Kountze [Independent School District] works hard to foster an atmosphere that values the voices and opinions of all students, teachers and the community. We were pleased to have the opportunity to explain the district’s position regarding this matter in court, recognizing that Kountze ISD must follow all applicable laws in its operations, even if this practice is at times in conflict with personal beliefs of administrators and board members. We were likewise pleased that the court has agreed to extend the restraining order for 14 more days in order to give proper consideration to both sides.
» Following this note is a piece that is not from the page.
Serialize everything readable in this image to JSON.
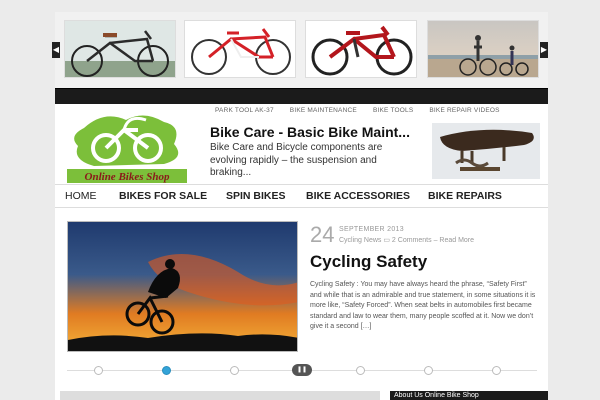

While we wait for the court’s ruling, the district will continue to focus on the important business of education, which must be our top priority.

The difference between the Santa Fe case and Kountze is that the cheerleaders are cheering, not praying or performing a “ritual.” Technically speaking, in a religious sense, prayers are generally directed to God. These words are directed toward students, i.e., mortal humans. In other words, encouraging a team is a practice of cheerleading, supported fully by our public schools, along with all its rituals. It is not a religious practice from which we need to protect people.

Let me put it this way: If the saying had come from the Holy Koran—something like (3:103) “And hold fast all together by the rope which God stretches out before you,” which promotes teamwork—I as a Christian would not be offended in the least crashing through it. I would interpret the words in terms of Christianity, of course, because that’s what I know, but I would not think of asking a court to protect me from the universal message of teamwork. That strikes me as a good cheer, albeit a little formal, for a football game.

The words themselves do not promote or endorse any particular “religion.” Rather, they inspire a team. To cite the reference as a verse from the Bible or the Koran would be similar to stating the author after a quote. Something like, “Winning isn’t everything; it’s the only thing. —Red Sanders.” Beware, though, if we allow words that may have been spoken by a coach to inspire our teams, then what if a coach quoted from the Koran? Would we be able to cite the original source, or would we have to cite the football coach rather than the original author?

Make no mistake, it’s a slippery slope we’re on here. Plenty of inspirational quotes can be found from people like football coaches that have nothing to do with any religion at all, and then there are those that invoke the name of God, which has been found, on its face, to endorse no particular religion. Although there may be something I’m missing, I think the sayings should be allowed in this context. If cheerleaders (students) want to encourage their classmates, they should be free to use words they know, to express themselves in words they’re comfortable with.